A Look at Cluster Headaches
Like the common cold and chicken pox, practically everyone has suffered from headaches at one point or another. While a headache can make life miserable, they are usually just a short-term annoyance. For those suffering from cluster headaches, however, headache pain is a chronic and recurring issue.
Cluster headaches are characterized not only by their intense pain, but also by their “cluster periods.” During such periods, people with this condition suffer one to three headaches per day. Cluster headaches affect one side of the face, and can last anywhere from 15 minutes to an agonizing three hours. Cluster periods can also persist for an excruciating amount of time, typically ranging from six to twelve weeks.
At worst, cluster headaches can strike each day for over a year, and the break between headache flare ups could last little more than a few weeks. Alternatively, some people can go a full year between cluster attacks, and the headaches themselves might stop after just one week.
Though doctors are not sure what triggers cluster headaches, it is believed that a part of the brain called the hypothalamus is likely involved. The hypothalamus contains the body’s biological clock, which might explain why cluster headaches strike at specific points during the day. Research has found that, during cluster periods, this region of the brain exhibits abnormal levels of activity.
Pain and Other Problems
To put it mildly, a cluster headache is far from a pleasant experience. People with this condition often wake up in terrible pain only an hour or two after falling asleep. In general, cluster headaches are concentrated either behind the eye or in the eye region itself. Making matters worse is that the pain can spread to the adjacent areas, such as the cheek, temple, upper gum, neck and shoulders.
As if the intense pain weren’t enough, the onset of cluster headaches often result in excessive tearing, pale facial skin, a drooping eyelid and swelling around the affected eye. Additionally, the nasal passage closest to the headache’s epicenter could become runny or stuffy.
The medications used for cluster headaches can be divided into two categories ‒ preventative and acute treatments.
Preventative Medicines ‒ While there is no way to fully to prevent cluster headaches, certain medications can reduce the severity of their symptoms. These same drugs are also used to shorten cluster periods. Preventative drugs used for cluster headaches include calcium channel blockers (CCBs) and corticosteroids.
Verapamil, a CCB developed to control blood pressure, is usually the first option chosen to stave off cluster attacks. If a patient has only recently developed this condition, corticosteroids might be used instead. They can also be prescribed to patients who experience short cluster periods between long stretches of relief.
Though it is typically used to quell bipolar disorder, lithium can also treat cluster headaches should other medicines prove ineffective. Other possible options include nerve blocks, antiseizure medicines and beta-blockers.
Acute Treatments ‒ Acute treatments for cluster headaches are designed to quickly address headache symptoms. Included in this group is high-flow oxygen inhalation therapy, which requires the patient to inhale pure, 100 percent oxygen for a short amount of time. Oxygen therapy is a very useful tool against cluster headaches, as over 70 percent of people who use this method experience relief within 15 minutes. This option is not without drawbacks, as some find carrying around an oxygen cylinder and regulator to be cumbersome.
Triptans are another type of medication used for cluster headaches. They can be taken as a shot, nasal spray or tablet. Some people are treated with octreotide, an injectable drug that mimics a brain hormone called somatostatin. Other medications that may be used to subdue a nascent headache include dihydroergotamine, lidocaine and ergotamine.

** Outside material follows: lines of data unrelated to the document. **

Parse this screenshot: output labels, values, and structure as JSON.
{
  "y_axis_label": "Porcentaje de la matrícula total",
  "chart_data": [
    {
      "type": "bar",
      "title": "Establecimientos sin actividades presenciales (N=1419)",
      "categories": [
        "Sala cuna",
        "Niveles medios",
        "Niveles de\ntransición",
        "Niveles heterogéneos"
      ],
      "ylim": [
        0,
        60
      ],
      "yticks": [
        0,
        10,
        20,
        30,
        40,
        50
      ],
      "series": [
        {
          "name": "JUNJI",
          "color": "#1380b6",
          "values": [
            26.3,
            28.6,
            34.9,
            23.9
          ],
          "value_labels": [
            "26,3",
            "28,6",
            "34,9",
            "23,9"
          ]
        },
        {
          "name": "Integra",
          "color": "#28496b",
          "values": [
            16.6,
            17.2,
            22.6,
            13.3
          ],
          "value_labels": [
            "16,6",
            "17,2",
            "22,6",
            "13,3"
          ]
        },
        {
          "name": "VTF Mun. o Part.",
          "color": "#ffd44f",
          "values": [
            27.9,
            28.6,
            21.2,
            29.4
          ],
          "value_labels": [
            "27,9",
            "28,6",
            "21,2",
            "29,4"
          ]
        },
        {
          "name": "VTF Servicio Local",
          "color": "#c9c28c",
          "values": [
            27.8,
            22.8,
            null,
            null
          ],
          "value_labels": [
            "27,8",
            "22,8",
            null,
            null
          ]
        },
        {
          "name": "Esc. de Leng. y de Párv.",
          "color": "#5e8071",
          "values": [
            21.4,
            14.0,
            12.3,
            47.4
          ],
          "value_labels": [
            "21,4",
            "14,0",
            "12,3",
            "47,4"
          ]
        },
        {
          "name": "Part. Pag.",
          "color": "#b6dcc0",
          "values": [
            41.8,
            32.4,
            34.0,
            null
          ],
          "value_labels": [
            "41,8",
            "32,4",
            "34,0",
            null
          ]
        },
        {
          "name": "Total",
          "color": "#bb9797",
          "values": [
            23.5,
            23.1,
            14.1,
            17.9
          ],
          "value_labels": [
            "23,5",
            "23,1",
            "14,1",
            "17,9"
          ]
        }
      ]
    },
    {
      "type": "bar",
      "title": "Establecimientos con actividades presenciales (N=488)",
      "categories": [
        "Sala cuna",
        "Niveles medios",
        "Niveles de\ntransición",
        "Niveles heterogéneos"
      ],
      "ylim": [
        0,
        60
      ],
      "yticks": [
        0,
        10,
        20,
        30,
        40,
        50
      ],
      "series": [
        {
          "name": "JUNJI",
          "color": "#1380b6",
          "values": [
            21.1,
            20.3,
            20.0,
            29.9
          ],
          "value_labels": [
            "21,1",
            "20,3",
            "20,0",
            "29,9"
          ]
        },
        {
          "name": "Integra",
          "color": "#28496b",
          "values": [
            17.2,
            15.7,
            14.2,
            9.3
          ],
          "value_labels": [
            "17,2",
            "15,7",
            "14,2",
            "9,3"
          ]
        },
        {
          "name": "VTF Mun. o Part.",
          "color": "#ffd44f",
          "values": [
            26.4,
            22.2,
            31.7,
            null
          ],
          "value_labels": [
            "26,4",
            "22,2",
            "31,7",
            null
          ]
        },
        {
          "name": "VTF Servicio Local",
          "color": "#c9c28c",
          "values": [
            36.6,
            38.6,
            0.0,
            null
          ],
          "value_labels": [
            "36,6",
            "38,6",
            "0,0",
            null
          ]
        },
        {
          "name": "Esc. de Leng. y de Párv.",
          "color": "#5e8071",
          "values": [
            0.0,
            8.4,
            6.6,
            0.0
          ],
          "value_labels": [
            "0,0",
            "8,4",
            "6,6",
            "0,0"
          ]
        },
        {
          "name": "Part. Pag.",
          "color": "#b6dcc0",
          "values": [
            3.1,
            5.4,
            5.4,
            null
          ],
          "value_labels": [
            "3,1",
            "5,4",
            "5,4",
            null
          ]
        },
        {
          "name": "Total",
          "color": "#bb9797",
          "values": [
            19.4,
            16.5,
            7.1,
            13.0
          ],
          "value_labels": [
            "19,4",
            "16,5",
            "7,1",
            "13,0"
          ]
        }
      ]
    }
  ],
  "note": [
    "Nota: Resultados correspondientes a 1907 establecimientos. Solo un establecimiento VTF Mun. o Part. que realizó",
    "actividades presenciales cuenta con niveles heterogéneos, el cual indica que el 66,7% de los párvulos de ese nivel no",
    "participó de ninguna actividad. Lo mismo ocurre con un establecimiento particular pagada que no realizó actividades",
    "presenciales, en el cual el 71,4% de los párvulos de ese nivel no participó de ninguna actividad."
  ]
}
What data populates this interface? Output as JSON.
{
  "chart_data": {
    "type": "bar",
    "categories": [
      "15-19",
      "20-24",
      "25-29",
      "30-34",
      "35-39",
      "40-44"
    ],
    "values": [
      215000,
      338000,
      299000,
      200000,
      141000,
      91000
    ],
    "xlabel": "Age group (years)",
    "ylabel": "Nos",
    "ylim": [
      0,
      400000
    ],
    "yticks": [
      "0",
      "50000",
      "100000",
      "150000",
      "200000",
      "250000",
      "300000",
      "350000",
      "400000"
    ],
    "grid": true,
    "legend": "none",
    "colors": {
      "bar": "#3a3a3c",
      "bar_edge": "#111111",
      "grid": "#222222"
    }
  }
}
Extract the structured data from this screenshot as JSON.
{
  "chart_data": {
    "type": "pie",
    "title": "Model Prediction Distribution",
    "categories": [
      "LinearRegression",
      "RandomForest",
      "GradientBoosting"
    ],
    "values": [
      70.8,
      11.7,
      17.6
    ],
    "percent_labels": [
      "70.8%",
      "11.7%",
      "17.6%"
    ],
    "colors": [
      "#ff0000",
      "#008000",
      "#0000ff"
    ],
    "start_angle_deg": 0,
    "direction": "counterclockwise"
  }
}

A small number of cluster headache sufferers undergo surgery. This option is reserved for patients who fail to benefit from conventional treatments, or find their side effects to be intolerable. Such procedures attempt to reduce headache pain by disrupting certain nerve pathways, with the trigeminal nerve being the most frequent target. Because of a questionable success rate and the potential for post-surgery complications, this approach is rarely taken.